A more realistic scenario, in today's world, would have a Biden-Trump trade war simply accelerating the erosion of the open trading system created by the U.S. in the anti-Soviet era.
It would accentuate a pronounced Western trend toward less dynamism, less economic growth, greater bureaucratization, more paralysis in the face of chronic policy failures, more debt, generalized squalor in our cities, more systematic and multigenerational poverty among excluded social groups, less opportunity, etc.
Already seen is a decade-long slowdown in the fast-growing trade and capital flows associated with the world's postwar prosperity, the final chapter of which lifted a billion Asians to affluence.
But even if his goal were to curtail this slide toward more discriminatory, hectic and corrupt forms of protectionism, Mr. Trump would find little legal authority to impose a general and nondiscriminatory tariff; he and other presidents, in contrast, are absurdly supplied with legislative pretexts for favor-factory-style protectionism, the kind guaranteed to provoke tit-for-tat retaliation.
This isn't the 1930s but the risk goes up when nations are under internal stress.
This by now increasingly commands the attention of Xi Jinping.
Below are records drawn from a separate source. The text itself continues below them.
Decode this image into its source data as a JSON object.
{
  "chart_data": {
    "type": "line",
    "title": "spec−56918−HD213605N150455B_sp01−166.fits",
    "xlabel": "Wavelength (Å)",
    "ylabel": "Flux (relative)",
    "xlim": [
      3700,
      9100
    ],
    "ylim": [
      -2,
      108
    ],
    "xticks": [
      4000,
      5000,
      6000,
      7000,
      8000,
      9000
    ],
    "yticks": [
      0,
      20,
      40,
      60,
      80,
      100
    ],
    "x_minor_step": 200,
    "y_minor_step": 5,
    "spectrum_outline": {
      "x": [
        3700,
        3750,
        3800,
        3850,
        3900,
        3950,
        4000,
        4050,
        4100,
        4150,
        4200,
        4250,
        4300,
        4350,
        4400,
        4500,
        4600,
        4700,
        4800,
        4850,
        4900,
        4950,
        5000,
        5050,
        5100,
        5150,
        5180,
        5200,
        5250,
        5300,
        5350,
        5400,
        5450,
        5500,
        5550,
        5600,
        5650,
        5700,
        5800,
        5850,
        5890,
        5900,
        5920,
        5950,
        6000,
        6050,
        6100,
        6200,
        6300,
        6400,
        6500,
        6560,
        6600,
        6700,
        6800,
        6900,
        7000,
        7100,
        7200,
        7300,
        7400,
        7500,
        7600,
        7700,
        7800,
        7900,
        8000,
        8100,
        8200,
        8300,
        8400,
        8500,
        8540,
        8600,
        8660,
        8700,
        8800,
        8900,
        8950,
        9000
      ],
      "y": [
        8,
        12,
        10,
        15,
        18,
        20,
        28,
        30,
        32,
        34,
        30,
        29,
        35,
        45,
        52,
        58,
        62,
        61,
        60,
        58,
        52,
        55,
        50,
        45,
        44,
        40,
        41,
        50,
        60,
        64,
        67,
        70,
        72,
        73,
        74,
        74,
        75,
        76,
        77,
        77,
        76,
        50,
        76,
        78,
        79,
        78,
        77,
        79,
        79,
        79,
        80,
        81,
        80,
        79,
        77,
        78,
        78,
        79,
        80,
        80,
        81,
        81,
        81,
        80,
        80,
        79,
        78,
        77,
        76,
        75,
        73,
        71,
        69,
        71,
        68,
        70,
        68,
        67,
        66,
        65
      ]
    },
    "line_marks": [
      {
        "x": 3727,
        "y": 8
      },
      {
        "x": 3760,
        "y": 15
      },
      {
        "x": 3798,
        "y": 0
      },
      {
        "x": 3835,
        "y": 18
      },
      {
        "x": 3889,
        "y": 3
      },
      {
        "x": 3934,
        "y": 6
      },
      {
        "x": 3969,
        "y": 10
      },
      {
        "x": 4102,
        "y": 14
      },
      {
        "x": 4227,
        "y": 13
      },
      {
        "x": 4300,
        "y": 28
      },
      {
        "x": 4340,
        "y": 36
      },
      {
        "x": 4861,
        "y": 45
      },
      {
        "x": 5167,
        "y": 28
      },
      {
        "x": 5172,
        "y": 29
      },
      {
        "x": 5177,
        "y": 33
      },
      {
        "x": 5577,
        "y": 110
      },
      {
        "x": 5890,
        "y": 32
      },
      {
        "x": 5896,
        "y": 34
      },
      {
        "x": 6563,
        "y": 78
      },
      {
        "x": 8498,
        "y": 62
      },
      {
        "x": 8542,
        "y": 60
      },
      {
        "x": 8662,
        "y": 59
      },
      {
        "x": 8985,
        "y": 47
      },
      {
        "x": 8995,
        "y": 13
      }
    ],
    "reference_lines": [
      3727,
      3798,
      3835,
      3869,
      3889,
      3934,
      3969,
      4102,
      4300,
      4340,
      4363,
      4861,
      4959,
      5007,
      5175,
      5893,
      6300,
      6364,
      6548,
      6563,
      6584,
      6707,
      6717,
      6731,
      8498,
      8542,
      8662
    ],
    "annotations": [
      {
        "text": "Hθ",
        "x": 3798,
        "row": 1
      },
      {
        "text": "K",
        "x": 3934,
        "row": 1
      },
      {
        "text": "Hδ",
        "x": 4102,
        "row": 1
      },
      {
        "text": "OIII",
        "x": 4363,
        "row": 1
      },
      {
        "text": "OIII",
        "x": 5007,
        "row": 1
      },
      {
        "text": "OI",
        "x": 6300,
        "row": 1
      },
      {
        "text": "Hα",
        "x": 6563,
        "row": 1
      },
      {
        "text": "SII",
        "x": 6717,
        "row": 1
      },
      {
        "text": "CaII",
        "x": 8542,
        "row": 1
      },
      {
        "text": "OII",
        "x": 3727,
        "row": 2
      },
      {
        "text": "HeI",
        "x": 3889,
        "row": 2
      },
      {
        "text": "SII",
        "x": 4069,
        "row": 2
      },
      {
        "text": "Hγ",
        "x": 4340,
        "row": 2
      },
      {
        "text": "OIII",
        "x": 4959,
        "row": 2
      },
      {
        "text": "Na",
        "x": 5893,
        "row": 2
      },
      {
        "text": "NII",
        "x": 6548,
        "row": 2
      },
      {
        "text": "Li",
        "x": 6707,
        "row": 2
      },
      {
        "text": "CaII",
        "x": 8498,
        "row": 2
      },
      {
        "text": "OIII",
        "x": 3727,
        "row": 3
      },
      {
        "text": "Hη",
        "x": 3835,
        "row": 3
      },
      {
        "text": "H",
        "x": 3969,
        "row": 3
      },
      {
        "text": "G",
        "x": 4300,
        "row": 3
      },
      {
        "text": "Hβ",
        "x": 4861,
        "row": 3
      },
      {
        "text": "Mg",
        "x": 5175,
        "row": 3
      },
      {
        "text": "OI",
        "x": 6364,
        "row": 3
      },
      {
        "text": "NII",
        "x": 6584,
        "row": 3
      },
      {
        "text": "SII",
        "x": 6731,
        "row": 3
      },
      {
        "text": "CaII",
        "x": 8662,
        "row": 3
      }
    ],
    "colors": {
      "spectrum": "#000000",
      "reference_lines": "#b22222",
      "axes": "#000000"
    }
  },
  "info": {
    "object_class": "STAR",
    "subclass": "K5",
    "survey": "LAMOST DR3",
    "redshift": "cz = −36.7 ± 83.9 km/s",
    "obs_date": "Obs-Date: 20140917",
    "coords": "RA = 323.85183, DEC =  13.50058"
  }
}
His motive against Taiwan would be to secure his primacy at home.
The link isn't automatic but the time to worry is now. "Put brutally . . . barring a political miracle, the whole world is in for the worst dose of economic nationalism that it has ever seen," warned a writer in the Atlantic Monthly in October 1933.
In the small favors department, any Trump trade folly at least could hardly be as gratuitous as the folly Mr. Biden seems determined to commit.
Mr. Biden shows every sign of wanting to start a global trade war to protect the high-cost, uncompetitive green-energy industry he's been building at home with taxpayer dollars.
This green subsidy program, as any economist will tell you, will nonetheless have exactly zero effect on emissions and climate change.
When President Obama tried this, I wrote that the dumbest trade war is a green one. It hasn't gotten any less dumb." [1]
1. Whose Trade War Is Worse, Trump's or Biden's? Jenkins, Holman W; Jr. Wall Street Journal, Eastern edition; New York, N.Y.. 11 May 2024: A.13.